Première banque en ligne italienne, Che Banca! a été créée par Mediobanca, principale banque d’investissement de la Péninsule et premier établissement de ce genre à avoir voulu diversifier ses sources de liquidité en se lançant dans le retail (elle a été notamment suivie par Goldman Sachs avec GS Bank). Dans ce contexte, cependant, la communication que déploie Che Banca! ne peut manquer de paraître assez étrange.
Par rapport aux banques en ligne françaises, Che Banca! se différencie par un réseau d’une cinquantaine d’agences (dont l’ex réseau de Barclays en Italie) qui affichent un look moderniste.

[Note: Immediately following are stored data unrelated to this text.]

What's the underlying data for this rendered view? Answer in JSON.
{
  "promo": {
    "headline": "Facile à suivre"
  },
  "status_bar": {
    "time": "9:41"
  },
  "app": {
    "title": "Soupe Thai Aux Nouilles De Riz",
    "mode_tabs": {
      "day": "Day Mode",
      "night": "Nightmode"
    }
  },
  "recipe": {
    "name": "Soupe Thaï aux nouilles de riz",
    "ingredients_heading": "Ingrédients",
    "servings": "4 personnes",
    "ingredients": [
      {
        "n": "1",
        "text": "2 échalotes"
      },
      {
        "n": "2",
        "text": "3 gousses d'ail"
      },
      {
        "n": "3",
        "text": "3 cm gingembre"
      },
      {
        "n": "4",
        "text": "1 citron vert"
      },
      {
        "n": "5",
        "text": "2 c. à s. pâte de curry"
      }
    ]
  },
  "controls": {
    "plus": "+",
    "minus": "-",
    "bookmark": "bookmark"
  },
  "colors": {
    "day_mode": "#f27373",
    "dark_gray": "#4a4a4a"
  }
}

Che Banca! cultive le modernisme en effet. En France, la communication des banques en ligne et sur mobile vise de façon générale (il y a des exceptions) et de manière plutôt discrète les jeunes urbains relativement aisés, en leur expliquant qu’elles sont ce qui leur correspond le mieux. En Italie, Che Banca ! promet au grand public un véritable saut dans la modernité.
Mais selon cette orientation, Che Banca ! en vient, notamment à travers ses spots publicitaires, à camper une Italie qui parait en être restée aux… années cinquante !

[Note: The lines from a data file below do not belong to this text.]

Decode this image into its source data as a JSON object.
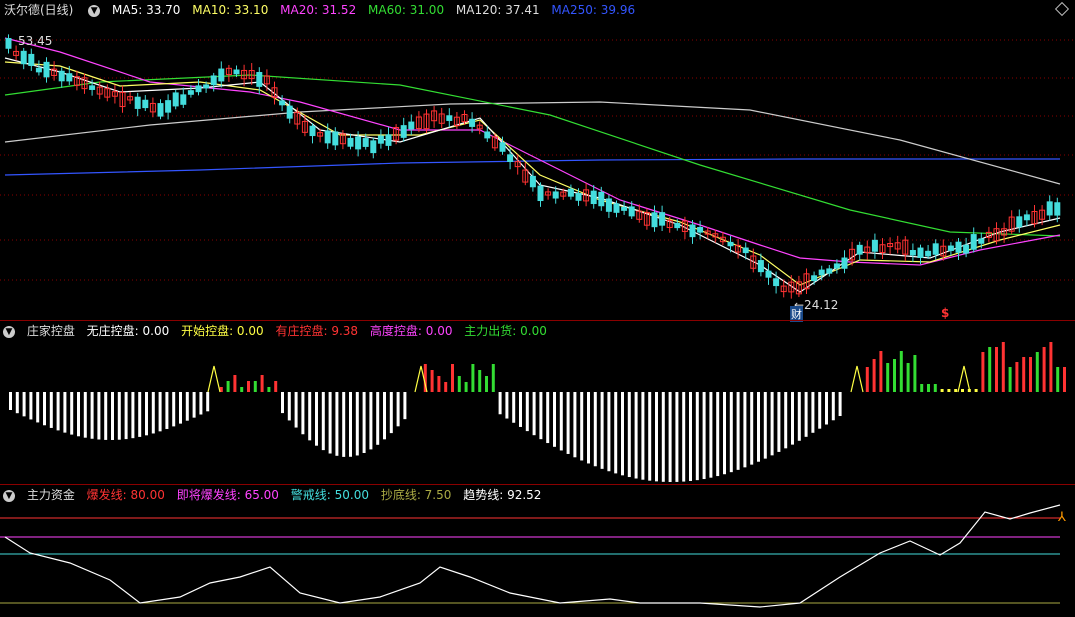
{
  "price_panel": {
    "title": "沃尔德(日线)",
    "indicators": [
      {
        "label": "MA5: 33.70",
        "color": "#ffffff"
      },
      {
        "label": "MA10: 33.10",
        "color": "#ffff66"
      },
      {
        "label": "MA20: 31.52",
        "color": "#ff44ff"
      },
      {
        "label": "MA60: 31.00",
        "color": "#33dd33"
      },
      {
        "label": "MA120: 37.41",
        "color": "#dddddd"
      },
      {
        "label": "MA250: 39.96",
        "color": "#3355ff"
      }
    ],
    "high_label": "53.45",
    "low_label": "←24.12",
    "marker_cai": "财",
    "marker_s": "$"
  },
  "control_panel": {
    "title": "庄家控盘",
    "indicators": [
      {
        "label": "无庄控盘: 0.00",
        "color": "#ffffff"
      },
      {
        "label": "开始控盘: 0.00",
        "color": "#ffff44"
      },
      {
        "label": "有庄控盘: 9.38",
        "color": "#ff3333"
      },
      {
        "label": "高度控盘: 0.00",
        "color": "#ff44ff"
      },
      {
        "label": "主力出货: 0.00",
        "color": "#33dd33"
      }
    ]
  },
  "fund_panel": {
    "title": "主力资金",
    "indicators": [
      {
        "label": "爆发线: 80.00",
        "color": "#ff3333"
      },
      {
        "label": "即将爆发线: 65.00",
        "color": "#ff44ff"
      },
      {
        "label": "警戒线: 50.00",
        "color": "#44dddd"
      },
      {
        "label": "抄底线: 7.50",
        "color": "#aaaa44"
      },
      {
        "label": "趋势线: 92.52",
        "color": "#ffffff"
      }
    ]
  },
  "colors": {
    "up": "#ff3333",
    "down": "#44dddd",
    "grid": "#8a0000",
    "bg": "#000000"
  }
}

Du coup, c’est la communication de Che Banca ! qui parait elle-même singulièrement vieillotte ! Le choix de slogans en anglais sonne en particulier tout à fait anachronique de nos jours.
Comment l’expliquer ? Créée en 2008, Che Banca a conquis depuis un peu plus de 800 000 clients, ce qui est tout à fait comparable avec Boursorama Banque, par exemple, qui créée en 2006 a conquis un peu plus d’un million de clients. Il s’agit là de bons chiffres, que bien d’autres banques en ligne n’atteignent pas. Mais cela ne correspond pas bien sûr au succès qui était attendu, dès lors que les banques en ligne devaient, croyait-on, révolutionner la banque. Or, si cette révolution n’a pas eu lieu, semble expliquer la communication de Che Banca!, la faute en revient aux… Italiens !
De fait, on trouve sur son site cette page à peine croyable où il est expliqué que les Italiens sont nettement en retard par rapport aux autres pays d’Europe : ils privilégient encore largement les espèces, achètent peu en ligne, sont nuls en finance, n’y comprennent rien et choisissent sans sourciller les comptes bancaires les plus chers. En fait, est-il suggéré, les Italiens ne sont pas seulement en retard mais bien arriérés. Peu instruits pour la plupart, ils sont parmi les plus rétifs à la formation continue.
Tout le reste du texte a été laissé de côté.